The rooibos plant (Aspalathus linearis) is a herbal treasure that grows exclusively in the Cederberg region in the north Western Cape. Pronounced 'roy-boss', which means 'red bush' in Afrikaans, rooibos is a legume. It is part of the fynbos family, a unique set of plants within the Cape Floral Kingdom.

Did you know?

Rooibos is the only plant that contains the flavonoid aspalathin, an active anti-oxidant, with known therapeutic properties.

Rooibos ('red bush' in Afrikaans) was first used medicinally by the Khoisan of southern Africa.

Subsequently, botanist Carl Humberg 'rediscovered' the so-called red tea in 1772, but it was Benjamin Ginsberg, a Russian immigrant, who began marketing rooibos tea to the world in 1904.

During World War II, when black tea was scarce, rooibos grew in popularity.

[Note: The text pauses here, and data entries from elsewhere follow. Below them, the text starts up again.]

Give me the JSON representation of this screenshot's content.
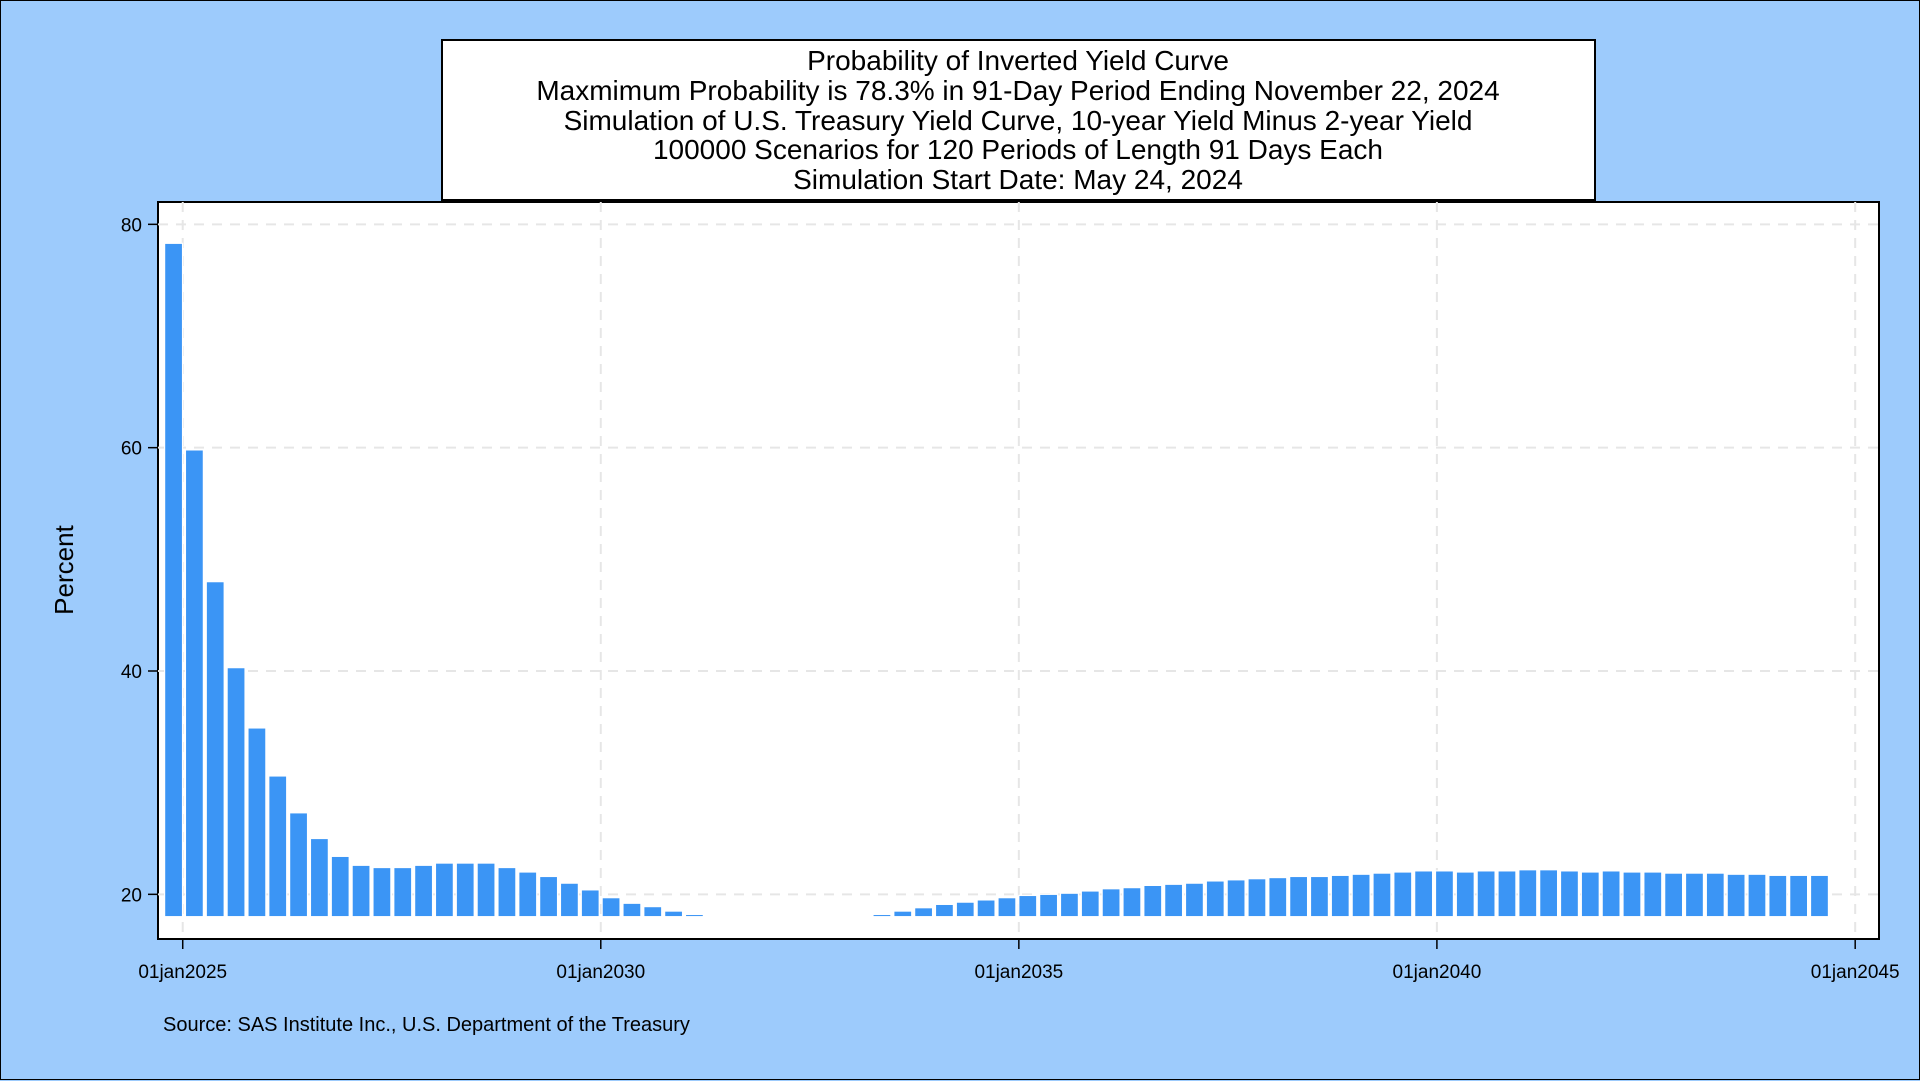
{
  "chart_data": {
    "type": "bar",
    "title_lines": [
      "Probability of Inverted Yield Curve",
      "Maxmimum Probability is 78.3% in 91-Day Period Ending November 22, 2024",
      "Simulation of U.S. Treasury Yield Curve, 10-year Yield Minus 2-year Yield",
      "100000 Scenarios for 120 Periods of Length 91 Days Each",
      "Simulation Start Date: May 24, 2024"
    ],
    "ylabel": "Percent",
    "xlabel": "",
    "note": "Source: SAS Institute Inc., U.S. Department of the Treasury",
    "x_tick_labels": [
      "01jan2025",
      "01jan2030",
      "01jan2035",
      "01jan2040",
      "01jan2045"
    ],
    "x_ticks": [
      "2025-01-01",
      "2030-01-01",
      "2035-01-01",
      "2040-01-01",
      "2045-01-01"
    ],
    "y_ticks": [
      20,
      40,
      60,
      80
    ],
    "ylim": [
      16,
      82
    ],
    "xlim": [
      "2024-09-15",
      "2045-04-15"
    ],
    "bar_base": 18,
    "grid": true,
    "bar_color": "#3b95f5",
    "background_color": "#9dcbfc",
    "series": [
      {
        "x": [
          "2024-11-22",
          "2025-02-21",
          "2025-05-23",
          "2025-08-22",
          "2025-11-21",
          "2026-02-20",
          "2026-05-22",
          "2026-08-21",
          "2026-11-20",
          "2027-02-19",
          "2027-05-21",
          "2027-08-20",
          "2027-11-19",
          "2028-02-18",
          "2028-05-19",
          "2028-08-18",
          "2028-11-17",
          "2029-02-16",
          "2029-05-18",
          "2029-08-17",
          "2029-11-16",
          "2030-02-15",
          "2030-05-17",
          "2030-08-16",
          "2030-11-15",
          "2031-02-14",
          "2031-05-16",
          "2031-08-15",
          "2031-11-14",
          "2032-02-13",
          "2032-05-14",
          "2032-08-13",
          "2032-11-12",
          "2033-02-11",
          "2033-05-13",
          "2033-08-12",
          "2033-11-11",
          "2034-02-10",
          "2034-05-12",
          "2034-08-11",
          "2034-11-10",
          "2035-02-09",
          "2035-05-11",
          "2035-08-10",
          "2035-11-09",
          "2036-02-08",
          "2036-05-09",
          "2036-08-08",
          "2036-11-07",
          "2037-02-06",
          "2037-05-08",
          "2037-08-07",
          "2037-11-06",
          "2038-02-05",
          "2038-05-07",
          "2038-08-06",
          "2038-11-05",
          "2039-02-04",
          "2039-05-06",
          "2039-08-05",
          "2039-11-04",
          "2040-02-03",
          "2040-05-04",
          "2040-08-03",
          "2040-11-02",
          "2041-02-01",
          "2041-05-03",
          "2041-08-02",
          "2041-11-01",
          "2042-01-31",
          "2042-05-02",
          "2042-08-01",
          "2042-10-31",
          "2043-01-30",
          "2043-05-01",
          "2043-07-31",
          "2043-10-30",
          "2044-01-29",
          "2044-04-29",
          "2044-07-29"
        ],
        "values": [
          78.3,
          59.8,
          48.0,
          40.3,
          34.9,
          30.6,
          27.3,
          25.0,
          23.4,
          22.6,
          22.4,
          22.4,
          22.6,
          22.8,
          22.8,
          22.8,
          22.4,
          22.0,
          21.6,
          21.0,
          20.4,
          19.7,
          19.2,
          18.9,
          18.5,
          18.2,
          18.1,
          17.9,
          17.8,
          17.7,
          17.8,
          17.9,
          18.0,
          18.1,
          18.2,
          18.5,
          18.8,
          19.1,
          19.3,
          19.5,
          19.7,
          19.9,
          20.0,
          20.1,
          20.3,
          20.5,
          20.6,
          20.8,
          20.9,
          21.0,
          21.2,
          21.3,
          21.4,
          21.5,
          21.6,
          21.6,
          21.7,
          21.8,
          21.9,
          22.0,
          22.1,
          22.1,
          22.0,
          22.1,
          22.1,
          22.2,
          22.2,
          22.1,
          22.0,
          22.1,
          22.0,
          22.0,
          21.9,
          21.9,
          21.9,
          21.8,
          21.8,
          21.7,
          21.7,
          21.7
        ]
      }
    ]
  }
}
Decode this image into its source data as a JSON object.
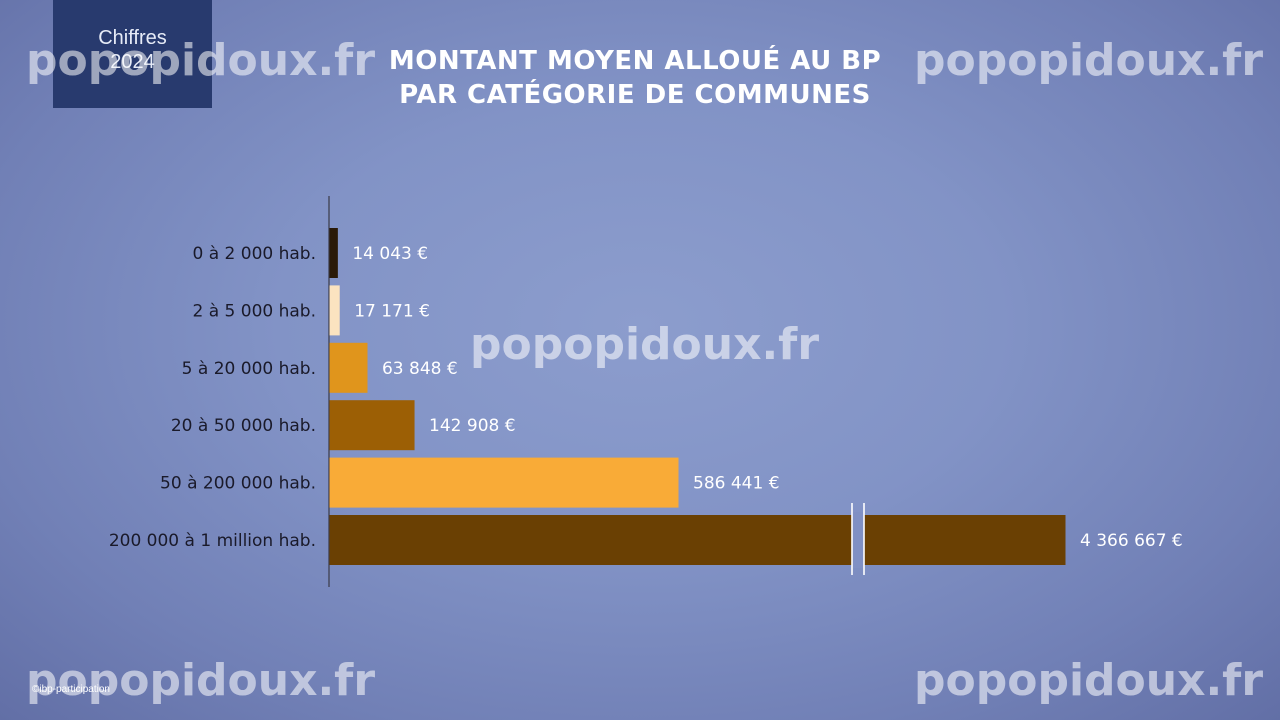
{
  "badge": {
    "line1": "Chiffres",
    "line2": "2024"
  },
  "title": {
    "line1": "MONTANT MOYEN ALLOUÉ AU BP",
    "line2": "PAR CATÉGORIE DE COMMUNES"
  },
  "watermark": "popopidoux.fr",
  "copyright": "©ibp-participation",
  "chart_data": {
    "type": "bar",
    "orientation": "horizontal",
    "title": "MONTANT MOYEN ALLOUÉ AU BP PAR CATÉGORIE DE COMMUNES",
    "categories": [
      "0 à 2 000 hab.",
      "2 à 5 000 hab.",
      "5 à 20 000 hab.",
      "20 à 50 000 hab.",
      "50 à 200 000 hab.",
      "200 000 à 1 million hab."
    ],
    "values": [
      14043,
      17171,
      63848,
      142908,
      586441,
      4366667
    ],
    "value_labels": [
      "14 043 €",
      "17 171 €",
      "63 848 €",
      "142 908 €",
      "586 441 €",
      "4 366 667 €"
    ],
    "colors": [
      "#2a1a08",
      "#fbe3c0",
      "#e0951c",
      "#9c5f05",
      "#f9ab37",
      "#6a4003"
    ],
    "axis_break_on_last_bar": true,
    "grid": false,
    "legend": "none"
  }
}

In 1968, a South African mother’s accidental use of some leftover tea in her baby’s bottle brought the health benefits of rooibos to the world’s attention.

Only the leaves are used in the production of rooibos tea. They are green when harvested, and then cut or chopped to bruise them, before being left to ferment naturally in the sun. During the fermentation, rooibos’ potent cocktail of flavenoids and enzymes oxidises. This develops the tea’s typical mahogany-red colour and unique flavour.

Recognised internationally for its healthy properties, anti-oxidant rich rooibos is widely used in pharmaceutical products for its anti-inflammatory and anti-allergic properties. When prepared the traditional way, by simply adding boiled water, rooibos tea is a soothing, natural drink free from caffeine, sugar, fat, preservatives and colourants.

It’s also low in tannin and high in potassium, iron, zinc and other vitamins, and it’s reputed to work a treat on cramps, upset tummies, nappy rashes and skin allergies.

Rooibos isn’t just good for you, it’s good for communities, too. Agriculture is highly seasonal in the climatically harsh regions where rooibos flourishes, and processing rooibos provides much-needed employment for workers.

Indigenous rooibos has also helped rural communities like the farmers of Wupperthal and the Heivlei Co-operative preserve their traditional way of life by forming self-sufficient collectives.

Travel tips & Planning info

Who to contact

South African Rooibos Council
Tel:+27 (0)21 552 8845
Fax:+27 (0)21 552 8845

Clanwilliam Tourism
Tel:+27 (0)27 482 2024
Fax:+27 (0)27 482 2361
Email: cederberg@lando.co.za

Rietjieshuis
Tel: +27 (0)27 218 1433/1148
Email: rietjieshuis@indigo-dc.org

How to get here

Clanwilliam is 230km north of Cape Town by car on the N7. The Rietjieshuis is situated just 30km south of Nieuwoudtville, in the Northern Cape province, 360km north of Cape Town.

Best time to visit

If you wish to tour a rooibos farm, the best time to visit is in summer when rooibos is harvested. Contact the farm in advance of your visit.

Tours to do

Elandsberg Eco Tourism, on the farm Groenkol, approximately 18km outside Clanwilliam on the way to Lamberts Bay, offers rooibos cultivation tours. Contact Annette or Chris du Plessis at +27 (0)27 482 2022

Get around

Often, the roads around Clanwilliam and Nieuwoudtville are gravel and uneven. A car with good ground clearance is recommended.

Length of stay

A tour of a rooibos farm will take approximately ½ a day.

What to pack

Clanwilliam and the surrounding areas can be extremely hot in summer. Pack sun protection and bring water to drink.

Where to stay

Stay in Clanwilliam, which has a variety of accommodation options, or stay with the farmers of Heivlei at the Rietjieshuis Eco Lodge, which has 1 traditional reed hut (rietjieshuis) and 1 stone cottage, both with basic facilities. Meals are provided.

What to eat

Try a 'red espressso' – rooibos tea specially formulated for use with a coffee filter machine.

Best buys

Rooibos products like flavoured hot and cold teas, jams, liqueurs, and skin-care products.